Stanton knows that a great and terrible war is coming. A collective suicidal madness that will destroy European civilization and bring misery to millions in the century to come. He knows this because, for him, that century is already history.
Somehow he must change that history. He must prevent the war. A war that will begin with a single bullet. But can a single bullet truly corrupt an entire century?
And, if so, could another single bullet save it?
Hugh Stanton finds a way to travel back in time from 2025 to 1914 and answers this question for himself.
If you had one chance to change history, what would you do?

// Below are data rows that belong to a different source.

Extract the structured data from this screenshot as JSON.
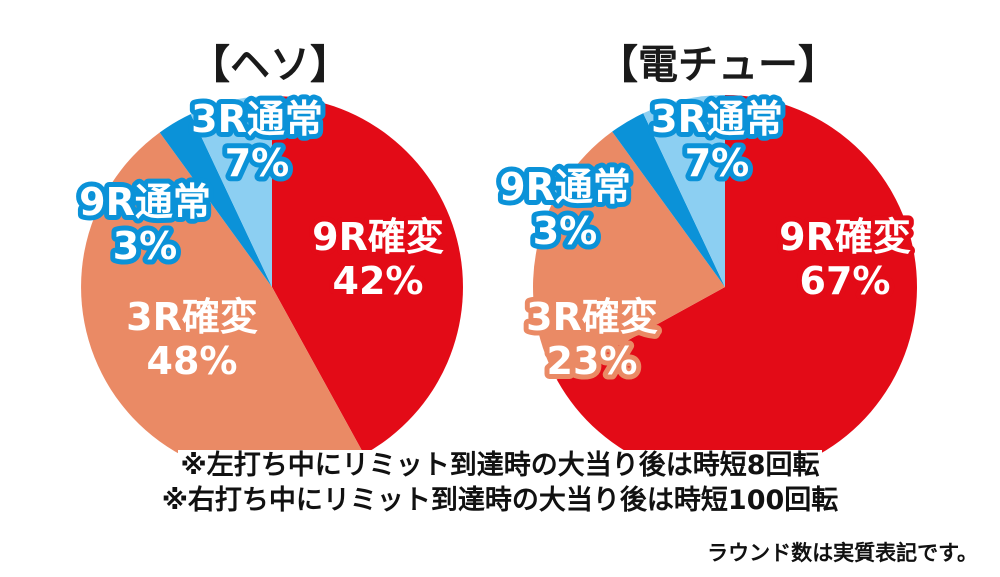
{
  "chart_data": [
    {
      "type": "pie",
      "title": "【ヘソ】",
      "slices": [
        {
          "label": "9R確変",
          "value": 42,
          "value_label": "42%",
          "color": "#e30b17"
        },
        {
          "label": "3R確変",
          "value": 48,
          "value_label": "48%",
          "color": "#ea8a65"
        },
        {
          "label": "9R通常",
          "value": 3,
          "value_label": "3%",
          "color": "#0b92d8"
        },
        {
          "label": "3R通常",
          "value": 7,
          "value_label": "7%",
          "color": "#8ccff2"
        }
      ]
    },
    {
      "type": "pie",
      "title": "【電チュー】",
      "slices": [
        {
          "label": "9R確変",
          "value": 67,
          "value_label": "67%",
          "color": "#e30b17"
        },
        {
          "label": "3R確変",
          "value": 23,
          "value_label": "23%",
          "color": "#ea8a65"
        },
        {
          "label": "9R通常",
          "value": 3,
          "value_label": "3%",
          "color": "#0b92d8"
        },
        {
          "label": "3R通常",
          "value": 7,
          "value_label": "7%",
          "color": "#8ccff2"
        }
      ]
    }
  ],
  "notes": [
    "※左打ち中にリミット到達時の大当り後は時短8回転",
    "※右打ち中にリミット到達時の大当り後は時短100回転"
  ],
  "footnote": "ラウンド数は実質表記です。"
}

What would your answer be?
Anyway, back to our all-seeing, all-knowing God who is beyond all human understanding. The God who knows exactly how things are going to pan out (how heartbreaking must that be? How passionate must His urging have been for the people to choose a different path?)
He shares with Moses what will happen after his death –
You are going to rest with your ancestors, and these people will soon prostitute themselves to the foreign gods of the land they are entering. They will forsake me and break the covenant I made with them. Deuteronomy 31:16
He shares with Moses how He will react –
And in that day I will become angry with them and forsake them; I will hide my face from them, and they will be destroyed. Deuteronomy 31:17
He shares with Moses how the people will react –
In that day they will ask, ‘Have not these disasters come on us because our God is not with us?’ Deuteronomy 31:17
Which sounds familiar. Isn’t that what we hear when a natural disaster (an act of god) destroys countless homes and lives. How can God allow this to happen? Aren’t these the words on our lips when we watch reports of acts of unspeakable cruelty on the news? How can there be a God when things like this are happening? Isn’t this how we react to the news of a terrible tragedy striking someone close to us? God is not God. God is not here. God is not real.
Because we simply cannot understand how God can see all and know all and not intervene. How He does not change the course of history. How he does not protect his world from disaster and his people from suffering. (and then what is the role of prayer if God allows everything to unfold without intervening – prayer is more of a mystery than we often let on as well!).
And we do not want to accept that some of these awful events may be the result of the choices made by mankind throughout history and sometimes the consequences of our own personal lifestyle choices (and sometimes seemingly completely random).
Whatever confusion and questions we have, ‘God is not with us’ is not an option (imho). God is always with us. This is His promise to us. Whatever happens, God is with us.
So how will Moses convey all this to the people?
God tells Moses to write a song. A song that will be taught to all the Israelites. A song that will be sung by all the Israelites. A song that will be passed on from generation to generation. A song that will be remembered for all time.
A song.
The power of music. The power of lyrics. A song that will change lives.
What is your song? Which song changed your life?